The little town of Roosevelt, New Jersey, celebrated its 75th anniversary this weekend. The town was one of 99 communities created by the federal government, as part of President Franklin Roosevelt's New Deal. Back then - not unlike today , the nation was bitterly divided. Here's FDR speaking to supporters in 1936.

(SOUNDBITE OF ARCHIVAL RECORDING)

PRESIDENT FRANKLIN D. ROOSEVELT: Never before, in all our history, have these forces been so united against one candidate, as they've been today. They are unanimous in their hate for me, and I welcome their hatred.

(APPLAUSE)

LYDEN: President Roosevelt was elected to a second term; and the New Deal projects, like this New Jersey town, moved forward. WNYC's Janet Babin checks in on the town of Roosevelt 75 years on.

JANET BABIN, BYLINE: Few of Roosevelt's thousand or so residents remember that this town began with utopian ideals, but Helen Barth does. She moved here from the Bronx in 1936.

HELEN BARTH: My father saw an advertisement in The Jewish Daily Forward - it was a Yiddish newspaper - and it just painted an idealistic lifestyle.

BABIN: The federal government built houses, a garment factory and a 500-acre farm; all to be owned and run by the residents. Barth's family traded tenement life for a modern, Bauhaus-style ranch home. The farm and half-acre lots were more open space than Barth had ever seen.

BARTH: I can actually remember going out there, and taking a bite out of those first tomatoes. There was just nothing, nothing like it.

BABIN: Barth's fond memories of this American-style kibbutz outlived the farm and the factory. Town historian Michael Ticktin says after about two years, both had failed.

MICHAEL TICKTIN: They didn't meet their production; they weren't able to produce. One problem was, they had to go into production before all the houses were built. So they didn't have enough people there right away, and that - the government thought that it was mismanaged. You know, of course, the people blamed the government.

BABIN: The cooperative ventures of these New Deal towns fell apart by the 1940s, says L.A. Times columnist Michael Hiltzik. He wrote the book, "The New Deal, A Modern History."

MICHAEL HILTZIK: The entire program was sort of an albatross. It was very, very expensive. And the agricultural progress that the New Dealers thought that they would make - and certainly, the industrial gains that they thought they would see - never really materialized.

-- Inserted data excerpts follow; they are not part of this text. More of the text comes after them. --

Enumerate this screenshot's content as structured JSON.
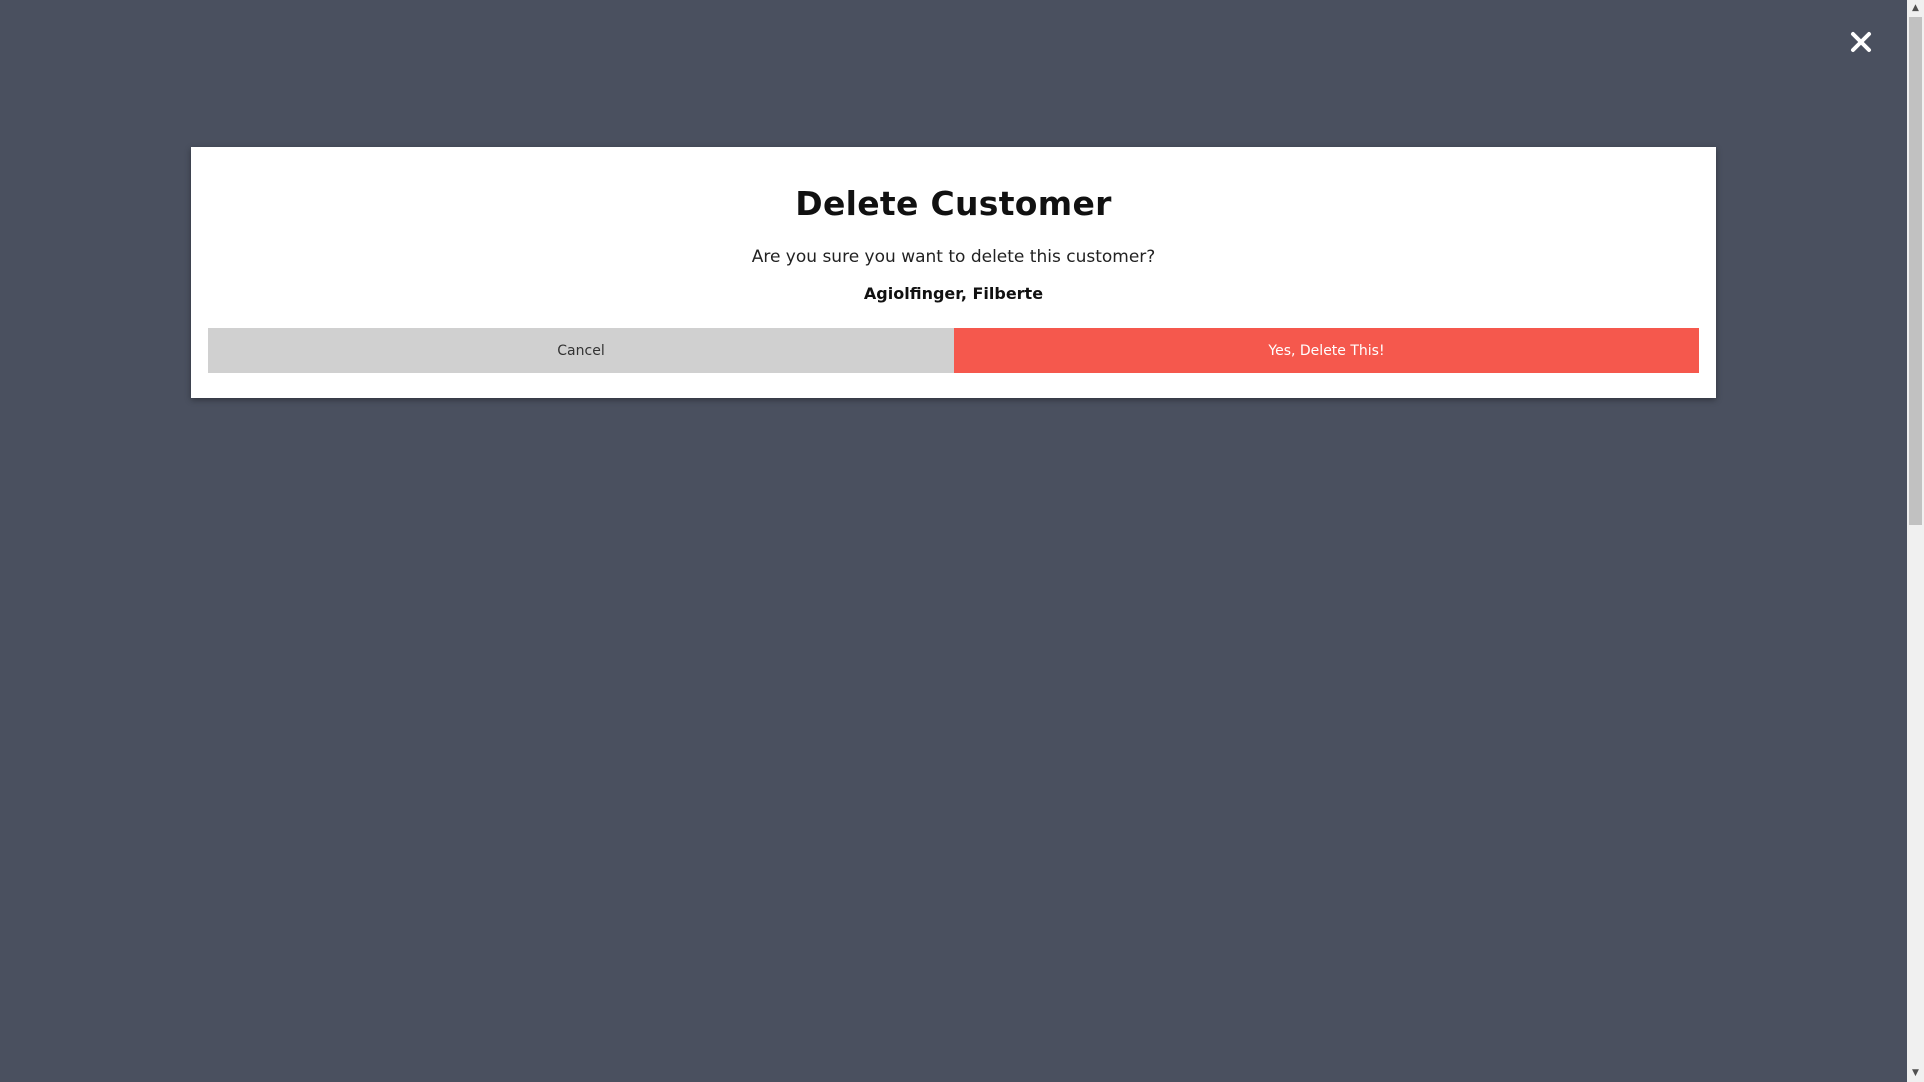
{
  "modal": {
    "title": "Delete Customer",
    "message": "Are you sure you want to delete this customer?",
    "customer_name": "Agiolfinger, Filberte",
    "cancel_label": "Cancel",
    "confirm_label": "Yes, Delete This!"
  },
  "icons": {
    "close": "close-icon",
    "scroll_up": "chevron-up-icon",
    "scroll_down": "chevron-down-icon"
  },
  "colors": {
    "overlay": "#4a505f",
    "modal_background": "#ffffff",
    "cancel_button": "#d0d0d0",
    "confirm_button": "#f5584d",
    "confirm_text": "#ffffff"
  }
}
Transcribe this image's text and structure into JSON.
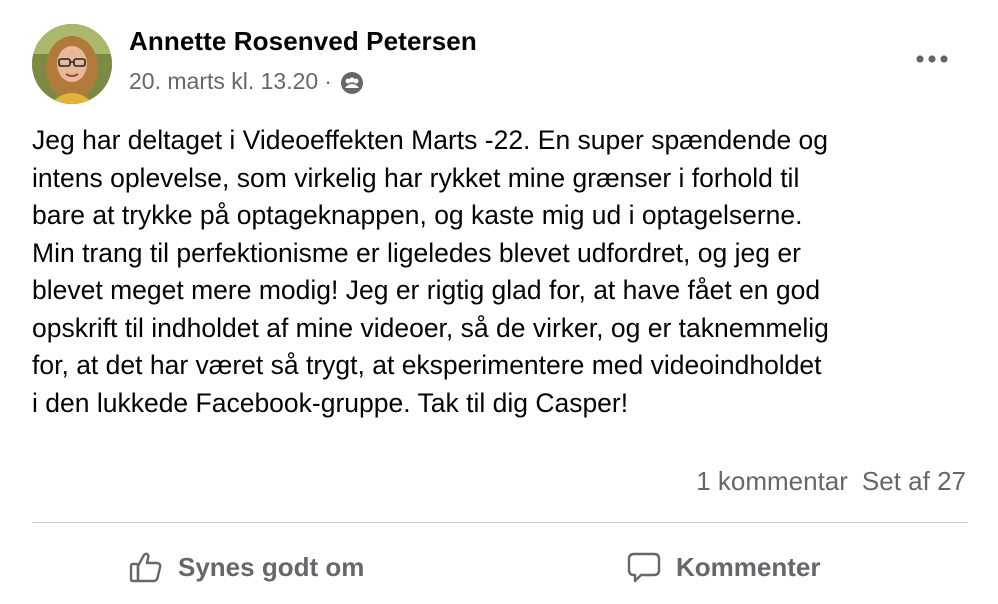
{
  "post": {
    "author": "Annette Rosenved Petersen",
    "timestamp": "20. marts kl. 13.20",
    "separator": "·",
    "audience_icon": "group-icon",
    "text": "Jeg har deltaget i Videoeffekten Marts -22. En super spændende og\nintens oplevelse, som virkelig har rykket mine grænser i forhold til\nbare at trykke på optageknappen, og kaste mig ud i optagelserne.\nMin trang til perfektionisme er ligeledes blevet udfordret, og jeg er\nblevet meget mere modig! Jeg er rigtig glad for, at have fået en god\nopskrift til indholdet af mine videoer, så de virker, og er taknemmelig\nfor, at det har været så trygt, at eksperimentere med videoindholdet\ni den lukkede Facebook-gruppe. Tak til dig Casper!"
  },
  "stats": {
    "comments": "1 kommentar",
    "seen": "Set af 27"
  },
  "actions": {
    "like_label": "Synes godt om",
    "comment_label": "Kommenter"
  },
  "colors": {
    "text": "#050505",
    "secondary": "#65676b",
    "divider": "#ced0d4"
  }
}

BABIN: Hiltzik says most of the other towns no longer exist. But somehow, Roosevelt managed to adapt...

BILL: Hello, Gary.

GARY: Hey, Bill.

BILL: What do we need today?

GARY: I've got one package, I believe.

BILL: OK. And that's six...

GARY: Six-four.

BABIN: ...though it's not much of a town. The hoppingest place is the post office, where the postmaster knows most residents by name. Roosevelt's lone retail store now sits vacant. The public pool is gone. Some of the original homes have lost their curb appeal. But the town's quirky architecture, and reasonably priced real estate, appeal to artists looking for a little isolation - just so long as it's a short bus ride away from New York galleries.

(SOUNDBITE OF HAMMERING)

BABIN: Jonathan Shahn chips away at a sculpture in his studio, in what was once the town's garment factory. He came here as a kid with his activist father, Ben Shahn, who painted a famous mural in the town school back in the 1930s. Jonathan grew up and moved away but now, he's back - though he says he still prefers cities. Shahn likes Roosevelt well enough, but he says many of the residents are overly nostalgic about the place.

JONATHAN SHAHN: I think they mainly create a little bit of a mythology about it, you know. And people come, people go; and it's much more like a regular town.

BABIN: A regular town with no stores, no traffic lights, that's managed to survive its experimental origins to celebrate its 75th birthday. For NPR News, I'm Janet Babin.